One thing I don’t understand is how a day that recognizes a noble, Christian man’s life can be turned around to make the focus be on so many other not-so-noble things. But I guess all those other things are from the “world” not from God. Knowing the real background of St. Patrick’s Day, I can now say with confidence, “Happy St. Patrick’s Day!”
Saint Patrick’s Day (Irish: Lá Fhéile Pádraig) is a yearly holiday celebrated on 17 March. It is named after Saint Patrick (circa AD 387–461), the most commonly recognized of the patron saints of Ireland. It began as a purely Catholic holiday and became an official feast day in the early 1600s. However, it has gradually become more of a secular celebration of Ireland’s culture.
It is a public holiday on the island of Ireland (both Northern Ireland and the Republic of Ireland) and widely celebrated by the Irish diaspora in places such as Great Britain, Canada, the United States, Argentina, Australia, New Zealand, and Montserrat.

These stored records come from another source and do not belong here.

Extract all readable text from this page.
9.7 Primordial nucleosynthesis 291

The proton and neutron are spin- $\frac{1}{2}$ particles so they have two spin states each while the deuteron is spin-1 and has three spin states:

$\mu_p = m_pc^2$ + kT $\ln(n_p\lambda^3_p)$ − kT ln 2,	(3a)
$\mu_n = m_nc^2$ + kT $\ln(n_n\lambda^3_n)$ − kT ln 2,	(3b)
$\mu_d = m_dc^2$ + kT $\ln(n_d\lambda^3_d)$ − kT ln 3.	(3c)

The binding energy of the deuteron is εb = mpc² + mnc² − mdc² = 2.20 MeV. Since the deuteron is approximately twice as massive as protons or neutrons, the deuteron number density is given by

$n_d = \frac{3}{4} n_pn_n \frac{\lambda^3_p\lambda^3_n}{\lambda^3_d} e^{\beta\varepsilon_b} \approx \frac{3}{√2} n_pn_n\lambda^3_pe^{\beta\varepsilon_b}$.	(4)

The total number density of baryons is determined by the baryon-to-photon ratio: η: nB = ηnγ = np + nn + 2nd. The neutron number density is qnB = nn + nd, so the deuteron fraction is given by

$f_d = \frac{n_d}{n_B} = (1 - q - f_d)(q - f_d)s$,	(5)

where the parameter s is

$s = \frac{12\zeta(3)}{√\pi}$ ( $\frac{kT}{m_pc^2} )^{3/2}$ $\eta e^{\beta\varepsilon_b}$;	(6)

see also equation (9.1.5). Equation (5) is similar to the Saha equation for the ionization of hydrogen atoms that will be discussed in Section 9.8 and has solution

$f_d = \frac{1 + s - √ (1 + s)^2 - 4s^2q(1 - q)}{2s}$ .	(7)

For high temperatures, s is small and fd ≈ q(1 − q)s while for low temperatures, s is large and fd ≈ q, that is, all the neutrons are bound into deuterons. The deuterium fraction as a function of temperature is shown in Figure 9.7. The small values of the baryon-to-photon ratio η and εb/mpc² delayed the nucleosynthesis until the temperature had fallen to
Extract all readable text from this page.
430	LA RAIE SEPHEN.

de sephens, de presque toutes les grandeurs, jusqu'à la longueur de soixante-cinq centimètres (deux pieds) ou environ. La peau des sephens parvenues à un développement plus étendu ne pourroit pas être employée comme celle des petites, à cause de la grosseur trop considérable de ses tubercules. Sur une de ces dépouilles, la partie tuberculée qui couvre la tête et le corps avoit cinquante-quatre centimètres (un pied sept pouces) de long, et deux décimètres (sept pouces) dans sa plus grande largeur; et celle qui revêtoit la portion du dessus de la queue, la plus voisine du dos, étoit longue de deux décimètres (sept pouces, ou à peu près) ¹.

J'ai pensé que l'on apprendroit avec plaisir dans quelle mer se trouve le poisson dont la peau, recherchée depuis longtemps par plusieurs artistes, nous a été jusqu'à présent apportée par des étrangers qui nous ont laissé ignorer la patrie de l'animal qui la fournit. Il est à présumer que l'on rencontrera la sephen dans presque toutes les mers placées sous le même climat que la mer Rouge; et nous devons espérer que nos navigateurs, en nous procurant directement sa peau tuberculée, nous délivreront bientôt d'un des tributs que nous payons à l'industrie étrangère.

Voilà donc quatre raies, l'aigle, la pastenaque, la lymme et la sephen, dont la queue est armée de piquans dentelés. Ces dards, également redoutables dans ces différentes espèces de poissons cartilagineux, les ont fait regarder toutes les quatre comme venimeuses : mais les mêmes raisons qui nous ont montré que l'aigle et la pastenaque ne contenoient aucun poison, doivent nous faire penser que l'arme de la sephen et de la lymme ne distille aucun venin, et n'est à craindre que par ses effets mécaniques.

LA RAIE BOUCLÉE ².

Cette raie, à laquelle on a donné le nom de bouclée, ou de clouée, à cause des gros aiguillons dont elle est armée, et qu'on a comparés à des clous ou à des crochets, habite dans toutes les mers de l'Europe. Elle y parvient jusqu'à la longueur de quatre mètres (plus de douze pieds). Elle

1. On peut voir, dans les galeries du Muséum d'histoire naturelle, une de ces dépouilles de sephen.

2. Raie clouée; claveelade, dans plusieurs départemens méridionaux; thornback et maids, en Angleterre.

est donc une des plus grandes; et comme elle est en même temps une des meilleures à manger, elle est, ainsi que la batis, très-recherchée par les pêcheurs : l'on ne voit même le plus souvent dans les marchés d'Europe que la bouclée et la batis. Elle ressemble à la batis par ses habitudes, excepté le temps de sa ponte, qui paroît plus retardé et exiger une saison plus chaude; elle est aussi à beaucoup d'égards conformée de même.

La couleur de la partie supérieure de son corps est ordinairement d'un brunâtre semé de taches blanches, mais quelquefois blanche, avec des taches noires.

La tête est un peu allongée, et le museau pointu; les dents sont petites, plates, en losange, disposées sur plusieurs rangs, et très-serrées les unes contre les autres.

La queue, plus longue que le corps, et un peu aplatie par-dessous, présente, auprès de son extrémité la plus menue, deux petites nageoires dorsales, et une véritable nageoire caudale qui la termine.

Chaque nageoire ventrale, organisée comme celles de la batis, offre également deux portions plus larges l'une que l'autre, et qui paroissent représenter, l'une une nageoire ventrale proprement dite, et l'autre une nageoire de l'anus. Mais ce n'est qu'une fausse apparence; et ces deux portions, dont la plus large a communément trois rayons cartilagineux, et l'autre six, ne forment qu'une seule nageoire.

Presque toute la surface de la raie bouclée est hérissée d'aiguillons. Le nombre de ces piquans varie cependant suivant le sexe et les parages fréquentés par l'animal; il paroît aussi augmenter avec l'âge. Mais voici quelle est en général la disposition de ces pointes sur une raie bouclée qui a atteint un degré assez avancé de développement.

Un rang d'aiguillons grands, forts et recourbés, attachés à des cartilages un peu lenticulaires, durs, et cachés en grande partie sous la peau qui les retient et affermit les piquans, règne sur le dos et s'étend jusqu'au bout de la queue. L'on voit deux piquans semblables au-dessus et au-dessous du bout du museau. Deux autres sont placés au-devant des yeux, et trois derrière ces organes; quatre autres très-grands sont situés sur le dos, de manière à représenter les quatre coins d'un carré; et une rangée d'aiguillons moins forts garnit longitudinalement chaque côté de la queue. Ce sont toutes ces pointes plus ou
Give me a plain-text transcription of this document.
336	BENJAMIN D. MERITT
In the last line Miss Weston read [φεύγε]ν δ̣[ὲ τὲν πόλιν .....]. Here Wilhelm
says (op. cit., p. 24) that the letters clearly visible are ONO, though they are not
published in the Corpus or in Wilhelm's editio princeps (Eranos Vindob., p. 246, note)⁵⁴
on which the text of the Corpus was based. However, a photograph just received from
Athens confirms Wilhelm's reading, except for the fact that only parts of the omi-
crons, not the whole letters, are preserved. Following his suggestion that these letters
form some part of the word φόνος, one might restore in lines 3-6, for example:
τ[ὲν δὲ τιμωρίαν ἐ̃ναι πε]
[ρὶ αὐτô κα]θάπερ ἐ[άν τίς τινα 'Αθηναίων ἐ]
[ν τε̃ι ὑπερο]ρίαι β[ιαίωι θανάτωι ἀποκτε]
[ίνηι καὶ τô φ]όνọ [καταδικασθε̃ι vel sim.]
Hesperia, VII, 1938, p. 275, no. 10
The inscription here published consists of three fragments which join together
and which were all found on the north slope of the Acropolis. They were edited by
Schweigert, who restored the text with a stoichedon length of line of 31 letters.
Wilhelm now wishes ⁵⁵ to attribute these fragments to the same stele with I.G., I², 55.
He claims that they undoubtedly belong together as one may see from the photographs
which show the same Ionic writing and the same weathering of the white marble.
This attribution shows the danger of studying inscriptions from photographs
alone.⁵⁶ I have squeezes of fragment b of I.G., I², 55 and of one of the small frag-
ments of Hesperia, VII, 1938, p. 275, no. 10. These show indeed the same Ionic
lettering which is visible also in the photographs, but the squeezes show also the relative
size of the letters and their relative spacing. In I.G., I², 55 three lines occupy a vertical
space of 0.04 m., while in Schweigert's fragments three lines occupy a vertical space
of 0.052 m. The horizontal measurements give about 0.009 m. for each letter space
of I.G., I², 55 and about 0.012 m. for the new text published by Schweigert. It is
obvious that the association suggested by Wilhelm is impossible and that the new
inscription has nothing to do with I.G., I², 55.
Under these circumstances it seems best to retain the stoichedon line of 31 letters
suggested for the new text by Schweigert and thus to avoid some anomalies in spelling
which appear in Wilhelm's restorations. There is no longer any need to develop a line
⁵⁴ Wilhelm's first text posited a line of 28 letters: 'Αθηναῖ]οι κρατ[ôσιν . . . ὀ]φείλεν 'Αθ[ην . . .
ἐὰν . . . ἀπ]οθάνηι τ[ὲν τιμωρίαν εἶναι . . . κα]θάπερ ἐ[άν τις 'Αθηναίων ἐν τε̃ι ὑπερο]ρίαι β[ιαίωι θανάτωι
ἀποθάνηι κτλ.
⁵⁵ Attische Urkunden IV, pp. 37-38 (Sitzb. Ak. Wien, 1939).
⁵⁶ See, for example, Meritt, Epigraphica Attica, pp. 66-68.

Little is known of Patrick’s early life, though it is known that he was born in Roman Britain in the fifth century, into a wealthy Romano-British family. His father and grandfather were deacons in the Church. At the age of sixteen, he was kidnapped by Irish raiders and taken captive to Ireland as a slave. It is believed he was held somewhere on the west coast of Ireland, possibly Mayo, but the exact location is unknown. According to his Confession (one of his writings), he was told by God in a dream to flee from captivity to the coast, where he would board a ship and return to Britain. Upon returning, he quickly joined the Church in Auxerre in Gaul and studied to be a priest.
In 432, he again says that he was called back to Ireland, though as a bishop, to save the Irish, and indeed he was successful at this, focusing on converting royalty and aristocracy as well as the poor. Irish folklore tells that one of his teaching methods included using the shamrock to explain the Holy Trinity (the Father, the Son, and the Holy Spirit) to the Irish people. After nearly thirty years of teaching and spreading God’s Word he died on 17 March, 461 AD, and was buried at Downpatrick, so tradition says. Although there were other more successful missions to Ireland from Rome, Patrick endured as the principal champion of Irish Christianity and is held in esteem in the Irish Church.
Wearing of green
According to legend, Saint Patrick used the shamrock, a three-leaved plant, to explain the Holy Trinity to the pre-Christian Irish people.Originally the colour associated with Saint Patrick was blue. However, over the years the colour green and its association with Saint Patrick’s day grew. Green ribbons and shamrocks were worn in celebration of St Patrick’s Day as early as the 17th century. He is said to have used the shamrock, a three-leaved plant, to explain the Holy Trinity to the pre-Christian Irish, and the wearing and display of shamrocks and shamrock-inspired designs have become a ubiquitous feature of the day. Then in the 1798 rebellion in hopes of making a political statement Irish soldiers wore full green uniforms on 17 March in hopes of catching attention with their unusual fashion gimmick. The phrase “the wearing of the green”, meaning to wear a shamrock on one’s clothing, derives from the song of the same name.
History in Ireland
It is believed that Saint Patrick’s Day has been celebrated in Ireland since before the 1600s. It was also believed to have served as a one-day break during Lent, the forty day period of fasting. This would involve drinking alcohol; something which became a tradition. Saint Patrick’s feast day was finally placed on the universal liturgical calendar in the Catholic Church due to the influence of the Waterford-born Franciscan scholar Luke Wadding in the early 1600s. Saint Patrick’s Day thus became a holy day of obligation for Roman Catholics in Ireland. The church calendar avoids the observance of saints’ feasts during certain solemnities, moving the saint’s day to a time outside those periods. Saint Patrick’s Day is very occasionally affected by this requirement – when 17 March falls during Holy Week. This happened in 1940 when Saint Patrick’s Day was observed on 3 April in order to avoid it coinciding with Palm Sunday, and again in 2008, having been observed on 15 March. Saint Patrick’s Day will not fall within Holy Week again until 2160.
Although secular celebrations now exist, the holiday remains a religious observance in Ireland, for both the Roman Catholic Church and Church of Ireland.